I’m struggling teaching probability in AP Statistics for a lot of reasons, that I may enumerate and reflect on in a later post, but for now, here’s a problem from my text’s tests (numbers and exact context changed) that I found particularly troublesome for students.

“A grocery store examines its shoppers product selection and calculates the following: The probability that a randomly-chosen shopper buys milk is 0.34. The probability that the randomly chosen shopper buys bananas is 0.18. The probability that the shopper buys both is 0.11. Make a Venn Diagram and Two-Way table to represent these probabilities.”

We did several problems like this in class (though not enough, and not explicitly enough) and they mostly did pretty good.
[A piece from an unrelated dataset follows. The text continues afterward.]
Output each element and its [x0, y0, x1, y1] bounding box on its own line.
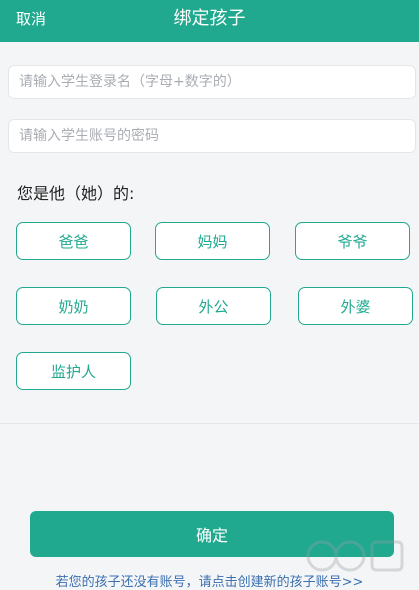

This particular problem, which I gave them on a quiz, caused a nearly full-class freak out. I got a lot of 2-way tables that looked like this:

Milk | Bananas | ||

Buy | .34 | .18 | .53 |

Don’t Buy | .66 | .82 | 1.26 |

1 | 1 |

instead of this:

Buys Milk | Does not buy milk | ||

Buys Bananas | 0.06 | .12 | .18 |

Does not buy Bananas | .28 | .44 | .82 |

.34 | .66 | 1 |

Some students started making the first table, realized it didn’t follow the normal properties of a 2-way probability table, and freaked out, but without hints and prodding from me they had a VERY hard time figuring out the correct things to go in the headers.

I had never seen this before.

I think the problem comes in the analysis of the question to figure out what the *variables* of this scenario are (there should always be two for a two way table) and what the *outcomes* are. We have talked in class about thinking of a variable as being like the question we ask, and the outcomes are the possible answers. So in this case the correct interpretation is two different questions: “Did you buy milk?” and “Did you buy bananas?”, each with two different possible outcomes.

They instead imagined the question “What did you buy?” with a more open-ended set of possible answers. So they thought milk and bananas belonged on the same row/column. Some realized this caused issues with mutual exclusivity (though not as many as I’d hope) and ended up making a **one-way table** with the variable “bought” and the answers “milk” “bananas” “both” “neither”. Which , if you mean “milk and not bananas” when you say “milk” at least allows for mutual exclusivity and a sum of 1, but it does lose out on most of the advantages of a 2-way table.

I will test today by asking the same questoin with a different scnenario as a warmup, replacing “bought bananas” with “were men”. I think this will help them realize that there are actually two DIFFERENT QUESTIONS rather than two different answers to the same question, and it may help them clarify their thinking.